The collector of the BJT Q3 is electrically connected to an anode
of the LED D4 through the resistor R6. A cathode of the LED D4 is
grounded. A cathode of the battery 9 is grounded.
[0015] In the embodiment, the BJT Q1 is an NPN BJT. The BJTs Q2 and
Q3 are PNP BJTs. In other embodiments, the BJTs Q1-Q3 can be
replaced by other suitable electronic switches.
[0016] A resistance of the resistor R3 is smaller than a resistance
of the resistor R4. The converter circuit 1 converts AC into DC and
outputs a first voltage at the node A. The first voltage is divided
between the resistors R1 and R2. A second voltage at the node
between the resistors R1 and R2 is obtained from the divided first
voltage. The second voltage is output to the non-inverting input
terminal of the comparator U1. When the battery 9 is charging, a
third voltage of the anode of the battery 9 increases. When the
third voltage is smaller than the second voltage, the comparator U1
outputs a high-level signal, such as logic 1. When the base of the
BJT Q1 receives the high-level signal, the collector of the BJT Q1
is electrically connected to the emitter of the BJT Q1, the base of
the BJT Q2 is grounded, the collector of the BJT Q2 is electrically
connected to the emitter of the BJT Q2, the base of the BJT Q3 is
electrically connected to the anode of the diode D6, and the BJT Q3
is turned off. Thus, the battery 9 gets charged from the output of
the converter circuit 1 through the resistor R3, and the LED D3 is
lit up. When the third voltage is greater than the second voltage,
the comparator U1 outputs a low-level signal, such as logic 0. When
the base of the BJT Q1 receives the low-level signal, the collector
of the BJT Q1 is electrically disconnected from the emitter of the
BJT Q1, the BJT Q1 is turned off, the BJT Q2 is turned off, the
diode D6 is turned on, and the BJT Q3 is turned on. Thus, the
battery 9 gets charged from the output of the converter circuit 1
through the resistor R4, and the LED D4 is lit up.
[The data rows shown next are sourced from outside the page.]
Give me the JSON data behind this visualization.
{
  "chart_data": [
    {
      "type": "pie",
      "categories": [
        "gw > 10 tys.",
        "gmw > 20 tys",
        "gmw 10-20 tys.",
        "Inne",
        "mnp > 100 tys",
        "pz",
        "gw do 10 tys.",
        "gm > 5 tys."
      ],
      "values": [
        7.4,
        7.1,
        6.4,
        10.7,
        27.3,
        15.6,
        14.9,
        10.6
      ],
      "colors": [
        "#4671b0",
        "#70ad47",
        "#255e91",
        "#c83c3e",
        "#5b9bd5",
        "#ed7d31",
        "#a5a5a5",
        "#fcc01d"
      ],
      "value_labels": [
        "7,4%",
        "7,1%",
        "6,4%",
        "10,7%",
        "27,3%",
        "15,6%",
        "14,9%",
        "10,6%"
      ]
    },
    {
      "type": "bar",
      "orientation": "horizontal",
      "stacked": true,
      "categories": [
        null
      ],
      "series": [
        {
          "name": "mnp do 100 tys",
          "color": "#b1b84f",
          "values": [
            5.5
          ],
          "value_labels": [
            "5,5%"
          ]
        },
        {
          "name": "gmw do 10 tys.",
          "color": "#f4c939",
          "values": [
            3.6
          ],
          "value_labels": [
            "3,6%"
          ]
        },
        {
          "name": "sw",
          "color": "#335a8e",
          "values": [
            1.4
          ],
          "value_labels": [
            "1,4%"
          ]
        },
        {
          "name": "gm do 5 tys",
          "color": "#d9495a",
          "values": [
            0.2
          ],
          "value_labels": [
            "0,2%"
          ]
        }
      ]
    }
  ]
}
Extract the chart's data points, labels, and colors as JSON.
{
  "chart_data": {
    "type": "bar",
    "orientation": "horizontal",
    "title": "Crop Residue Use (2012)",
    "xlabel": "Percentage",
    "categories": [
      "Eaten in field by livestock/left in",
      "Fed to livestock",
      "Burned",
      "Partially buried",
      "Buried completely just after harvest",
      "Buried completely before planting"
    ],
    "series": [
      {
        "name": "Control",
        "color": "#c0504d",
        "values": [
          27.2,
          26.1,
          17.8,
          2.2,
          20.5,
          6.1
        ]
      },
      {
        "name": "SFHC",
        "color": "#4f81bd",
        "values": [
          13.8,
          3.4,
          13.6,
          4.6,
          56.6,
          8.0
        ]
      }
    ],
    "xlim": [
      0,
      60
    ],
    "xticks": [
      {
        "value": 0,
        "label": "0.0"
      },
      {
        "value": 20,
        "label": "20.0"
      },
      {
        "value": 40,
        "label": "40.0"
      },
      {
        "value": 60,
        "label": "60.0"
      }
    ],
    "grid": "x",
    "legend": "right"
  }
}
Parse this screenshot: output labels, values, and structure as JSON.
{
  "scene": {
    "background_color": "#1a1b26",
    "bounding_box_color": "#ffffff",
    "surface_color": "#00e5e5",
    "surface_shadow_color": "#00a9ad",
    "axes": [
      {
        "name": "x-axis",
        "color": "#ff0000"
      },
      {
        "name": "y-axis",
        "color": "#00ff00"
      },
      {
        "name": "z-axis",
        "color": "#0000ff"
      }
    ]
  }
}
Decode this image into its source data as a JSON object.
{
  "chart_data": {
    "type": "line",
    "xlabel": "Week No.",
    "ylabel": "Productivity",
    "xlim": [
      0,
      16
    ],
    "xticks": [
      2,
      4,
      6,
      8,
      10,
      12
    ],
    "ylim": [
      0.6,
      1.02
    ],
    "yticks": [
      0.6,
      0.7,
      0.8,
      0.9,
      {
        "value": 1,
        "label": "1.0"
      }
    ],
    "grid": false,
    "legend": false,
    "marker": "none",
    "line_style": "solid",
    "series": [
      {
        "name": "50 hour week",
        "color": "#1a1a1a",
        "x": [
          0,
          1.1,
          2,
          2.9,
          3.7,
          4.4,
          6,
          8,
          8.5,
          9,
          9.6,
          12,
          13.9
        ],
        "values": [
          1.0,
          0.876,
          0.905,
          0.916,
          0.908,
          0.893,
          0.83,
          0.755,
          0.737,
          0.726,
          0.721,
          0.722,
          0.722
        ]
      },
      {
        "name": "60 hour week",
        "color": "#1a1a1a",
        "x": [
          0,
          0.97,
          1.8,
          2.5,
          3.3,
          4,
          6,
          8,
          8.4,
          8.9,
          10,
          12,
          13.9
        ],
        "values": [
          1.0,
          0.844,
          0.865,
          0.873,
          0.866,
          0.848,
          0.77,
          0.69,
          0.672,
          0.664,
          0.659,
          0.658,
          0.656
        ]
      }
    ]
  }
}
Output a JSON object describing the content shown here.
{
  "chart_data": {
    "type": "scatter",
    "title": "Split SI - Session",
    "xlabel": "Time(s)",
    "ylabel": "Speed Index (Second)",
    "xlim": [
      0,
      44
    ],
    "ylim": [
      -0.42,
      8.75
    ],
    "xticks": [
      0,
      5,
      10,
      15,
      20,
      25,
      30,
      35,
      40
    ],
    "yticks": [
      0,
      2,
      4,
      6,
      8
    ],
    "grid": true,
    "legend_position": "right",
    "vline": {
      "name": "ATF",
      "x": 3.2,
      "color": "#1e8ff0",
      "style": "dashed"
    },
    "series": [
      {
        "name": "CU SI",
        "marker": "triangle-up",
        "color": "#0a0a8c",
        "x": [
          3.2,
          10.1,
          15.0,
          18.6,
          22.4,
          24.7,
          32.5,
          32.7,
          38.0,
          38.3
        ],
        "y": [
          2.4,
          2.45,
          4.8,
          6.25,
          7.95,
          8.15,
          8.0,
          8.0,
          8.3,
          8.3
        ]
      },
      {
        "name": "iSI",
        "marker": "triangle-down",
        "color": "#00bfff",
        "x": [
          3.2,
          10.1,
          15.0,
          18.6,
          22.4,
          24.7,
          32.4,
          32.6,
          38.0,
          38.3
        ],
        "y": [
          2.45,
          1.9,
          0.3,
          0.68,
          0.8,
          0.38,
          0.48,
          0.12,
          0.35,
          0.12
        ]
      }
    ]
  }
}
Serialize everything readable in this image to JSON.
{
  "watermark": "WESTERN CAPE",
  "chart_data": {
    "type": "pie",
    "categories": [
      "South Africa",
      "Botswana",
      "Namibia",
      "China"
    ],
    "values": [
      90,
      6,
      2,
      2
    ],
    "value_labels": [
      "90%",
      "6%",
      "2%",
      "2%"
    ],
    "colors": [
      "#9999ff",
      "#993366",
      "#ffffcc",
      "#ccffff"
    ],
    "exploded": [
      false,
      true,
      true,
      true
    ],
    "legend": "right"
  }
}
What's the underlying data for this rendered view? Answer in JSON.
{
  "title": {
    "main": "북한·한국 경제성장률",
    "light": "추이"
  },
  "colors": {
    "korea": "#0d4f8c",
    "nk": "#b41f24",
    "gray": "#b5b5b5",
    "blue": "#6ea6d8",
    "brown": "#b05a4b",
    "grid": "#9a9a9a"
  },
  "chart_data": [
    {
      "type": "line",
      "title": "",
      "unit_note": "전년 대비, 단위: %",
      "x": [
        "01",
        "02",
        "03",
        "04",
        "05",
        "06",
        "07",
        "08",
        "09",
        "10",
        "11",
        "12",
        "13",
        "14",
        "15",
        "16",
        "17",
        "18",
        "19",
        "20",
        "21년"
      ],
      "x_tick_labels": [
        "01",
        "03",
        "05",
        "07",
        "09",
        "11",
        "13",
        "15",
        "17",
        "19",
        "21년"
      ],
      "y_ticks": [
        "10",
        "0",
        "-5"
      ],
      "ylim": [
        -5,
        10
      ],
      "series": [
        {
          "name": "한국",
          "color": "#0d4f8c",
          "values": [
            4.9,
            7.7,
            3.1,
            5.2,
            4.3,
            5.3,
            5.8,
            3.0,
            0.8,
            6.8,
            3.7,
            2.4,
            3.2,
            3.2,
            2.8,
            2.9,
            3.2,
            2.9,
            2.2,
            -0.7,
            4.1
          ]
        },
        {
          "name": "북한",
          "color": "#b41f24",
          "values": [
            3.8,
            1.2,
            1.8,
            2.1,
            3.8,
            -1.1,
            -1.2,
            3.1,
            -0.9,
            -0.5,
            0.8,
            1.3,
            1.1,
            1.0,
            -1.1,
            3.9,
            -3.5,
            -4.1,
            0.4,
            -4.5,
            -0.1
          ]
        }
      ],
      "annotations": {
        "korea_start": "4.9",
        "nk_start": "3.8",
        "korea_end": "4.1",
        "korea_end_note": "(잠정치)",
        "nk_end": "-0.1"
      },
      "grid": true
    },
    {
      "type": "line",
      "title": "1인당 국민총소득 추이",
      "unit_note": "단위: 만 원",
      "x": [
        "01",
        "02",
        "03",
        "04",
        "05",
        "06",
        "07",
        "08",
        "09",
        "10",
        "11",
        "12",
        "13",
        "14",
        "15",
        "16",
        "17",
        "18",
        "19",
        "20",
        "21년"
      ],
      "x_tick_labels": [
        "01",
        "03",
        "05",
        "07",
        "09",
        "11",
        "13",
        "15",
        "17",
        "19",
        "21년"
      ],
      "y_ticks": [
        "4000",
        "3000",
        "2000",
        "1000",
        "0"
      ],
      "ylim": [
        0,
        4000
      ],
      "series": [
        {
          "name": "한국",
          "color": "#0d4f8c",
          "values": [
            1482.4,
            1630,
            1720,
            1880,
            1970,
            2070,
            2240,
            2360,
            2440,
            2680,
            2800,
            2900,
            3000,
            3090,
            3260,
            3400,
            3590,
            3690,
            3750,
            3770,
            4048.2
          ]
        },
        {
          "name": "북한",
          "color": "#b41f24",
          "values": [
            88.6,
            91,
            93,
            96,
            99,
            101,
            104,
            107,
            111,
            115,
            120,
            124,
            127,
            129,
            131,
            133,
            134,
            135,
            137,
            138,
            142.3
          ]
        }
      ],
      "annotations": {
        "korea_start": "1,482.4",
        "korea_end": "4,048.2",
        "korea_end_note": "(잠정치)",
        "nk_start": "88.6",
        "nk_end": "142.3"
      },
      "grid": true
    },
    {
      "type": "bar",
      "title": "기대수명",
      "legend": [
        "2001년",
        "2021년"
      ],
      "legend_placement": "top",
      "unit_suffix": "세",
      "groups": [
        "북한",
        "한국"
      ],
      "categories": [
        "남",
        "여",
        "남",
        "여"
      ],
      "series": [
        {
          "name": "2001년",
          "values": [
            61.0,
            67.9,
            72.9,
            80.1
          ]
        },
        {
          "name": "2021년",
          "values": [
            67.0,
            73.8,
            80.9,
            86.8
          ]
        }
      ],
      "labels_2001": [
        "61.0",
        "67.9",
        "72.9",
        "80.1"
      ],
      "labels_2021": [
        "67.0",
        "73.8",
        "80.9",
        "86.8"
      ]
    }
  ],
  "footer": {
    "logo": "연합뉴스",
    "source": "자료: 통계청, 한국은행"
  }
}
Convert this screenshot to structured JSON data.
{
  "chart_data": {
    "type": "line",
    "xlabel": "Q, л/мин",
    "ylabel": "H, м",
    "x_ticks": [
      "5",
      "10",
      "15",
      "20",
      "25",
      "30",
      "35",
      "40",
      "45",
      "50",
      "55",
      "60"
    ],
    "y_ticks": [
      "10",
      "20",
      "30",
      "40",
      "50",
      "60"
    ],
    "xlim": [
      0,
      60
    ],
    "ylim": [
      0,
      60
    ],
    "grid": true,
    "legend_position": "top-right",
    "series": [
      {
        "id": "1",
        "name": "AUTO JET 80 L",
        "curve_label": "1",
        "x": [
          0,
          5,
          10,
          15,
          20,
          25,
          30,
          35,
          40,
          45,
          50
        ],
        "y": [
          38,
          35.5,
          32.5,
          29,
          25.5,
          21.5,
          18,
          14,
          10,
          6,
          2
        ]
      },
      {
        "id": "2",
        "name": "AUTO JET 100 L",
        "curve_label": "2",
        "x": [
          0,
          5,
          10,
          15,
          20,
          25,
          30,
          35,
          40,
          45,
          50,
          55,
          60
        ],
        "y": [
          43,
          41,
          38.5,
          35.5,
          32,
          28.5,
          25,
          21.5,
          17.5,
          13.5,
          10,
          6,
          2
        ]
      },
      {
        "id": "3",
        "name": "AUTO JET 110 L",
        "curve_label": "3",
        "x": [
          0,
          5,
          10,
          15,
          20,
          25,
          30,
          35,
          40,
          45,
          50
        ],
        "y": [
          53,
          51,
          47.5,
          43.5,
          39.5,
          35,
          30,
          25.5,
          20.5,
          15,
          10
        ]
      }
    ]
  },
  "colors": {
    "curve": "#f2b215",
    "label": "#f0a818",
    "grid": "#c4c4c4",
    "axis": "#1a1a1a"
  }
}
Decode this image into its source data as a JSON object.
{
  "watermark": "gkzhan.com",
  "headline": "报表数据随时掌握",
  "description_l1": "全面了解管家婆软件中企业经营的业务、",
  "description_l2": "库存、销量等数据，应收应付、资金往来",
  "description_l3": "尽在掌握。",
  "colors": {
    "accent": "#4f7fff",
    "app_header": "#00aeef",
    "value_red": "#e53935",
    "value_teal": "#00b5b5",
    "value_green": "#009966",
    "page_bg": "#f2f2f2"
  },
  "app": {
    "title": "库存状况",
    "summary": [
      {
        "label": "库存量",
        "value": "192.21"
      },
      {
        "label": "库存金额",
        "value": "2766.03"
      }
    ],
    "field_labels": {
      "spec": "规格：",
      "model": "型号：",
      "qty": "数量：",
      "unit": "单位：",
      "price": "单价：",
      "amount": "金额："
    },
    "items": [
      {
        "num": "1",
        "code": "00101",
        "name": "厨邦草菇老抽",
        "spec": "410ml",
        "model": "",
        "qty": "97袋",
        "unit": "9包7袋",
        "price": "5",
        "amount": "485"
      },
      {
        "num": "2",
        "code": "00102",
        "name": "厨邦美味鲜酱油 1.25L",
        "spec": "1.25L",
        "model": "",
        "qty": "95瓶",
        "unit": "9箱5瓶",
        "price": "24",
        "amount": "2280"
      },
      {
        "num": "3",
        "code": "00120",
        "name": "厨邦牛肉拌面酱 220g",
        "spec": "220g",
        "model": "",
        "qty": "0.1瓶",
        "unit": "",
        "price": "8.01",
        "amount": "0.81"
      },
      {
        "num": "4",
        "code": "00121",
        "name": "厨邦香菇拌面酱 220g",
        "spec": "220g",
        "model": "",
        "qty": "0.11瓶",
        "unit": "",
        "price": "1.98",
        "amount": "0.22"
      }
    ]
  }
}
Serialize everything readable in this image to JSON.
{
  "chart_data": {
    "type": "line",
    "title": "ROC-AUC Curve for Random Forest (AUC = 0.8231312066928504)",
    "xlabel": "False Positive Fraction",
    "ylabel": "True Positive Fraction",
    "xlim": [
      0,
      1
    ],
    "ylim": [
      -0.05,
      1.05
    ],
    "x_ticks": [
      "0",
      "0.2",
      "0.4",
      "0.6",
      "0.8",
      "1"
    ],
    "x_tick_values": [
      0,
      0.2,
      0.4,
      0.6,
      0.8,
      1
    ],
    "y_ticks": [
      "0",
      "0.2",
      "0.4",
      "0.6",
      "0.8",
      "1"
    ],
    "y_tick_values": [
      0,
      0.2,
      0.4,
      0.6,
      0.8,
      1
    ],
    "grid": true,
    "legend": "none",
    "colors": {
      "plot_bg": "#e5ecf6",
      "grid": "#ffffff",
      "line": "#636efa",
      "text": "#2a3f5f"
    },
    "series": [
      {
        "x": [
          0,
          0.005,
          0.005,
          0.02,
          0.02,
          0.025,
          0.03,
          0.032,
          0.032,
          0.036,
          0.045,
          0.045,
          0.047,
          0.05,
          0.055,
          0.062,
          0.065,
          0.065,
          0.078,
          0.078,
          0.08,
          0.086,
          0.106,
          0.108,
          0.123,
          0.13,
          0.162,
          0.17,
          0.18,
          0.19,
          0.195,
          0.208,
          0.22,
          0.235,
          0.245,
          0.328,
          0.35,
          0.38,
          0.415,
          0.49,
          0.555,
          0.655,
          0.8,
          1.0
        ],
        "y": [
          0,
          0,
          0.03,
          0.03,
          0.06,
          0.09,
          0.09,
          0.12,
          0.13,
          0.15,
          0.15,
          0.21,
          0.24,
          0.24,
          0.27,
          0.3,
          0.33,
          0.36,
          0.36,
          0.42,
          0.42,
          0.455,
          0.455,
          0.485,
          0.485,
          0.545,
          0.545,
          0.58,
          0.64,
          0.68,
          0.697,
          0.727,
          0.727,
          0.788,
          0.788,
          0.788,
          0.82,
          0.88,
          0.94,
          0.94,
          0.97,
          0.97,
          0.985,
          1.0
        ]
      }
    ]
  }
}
When the third
voltage is lower than the second voltage, the BJT Q2 is turned on,
and the first voltage charges the battery 9 through the resistor
R3, thus charging the battery 9 quickly. When the third voltage is
higher than the second voltage, the BJT Q3 is turned on, and the
first voltage charges the battery 9 through the resistor R4, thus
providing a lower charging current to the battery 9 and preventing
damage to the battery.
[0017] While the disclosure has been described by way of example
and in terms of preferred embodiment, it is to be understood that
the disclosure is not limited thereto. To the contrary, it is
intended to cover various modifications and similar arrangements as
would be apparent to those skilled in the art. Therefore, the range
of the appended claims should be accorded the broadest
interpretation so as to encompass all such modifications and
similar arrangements.
* * * * *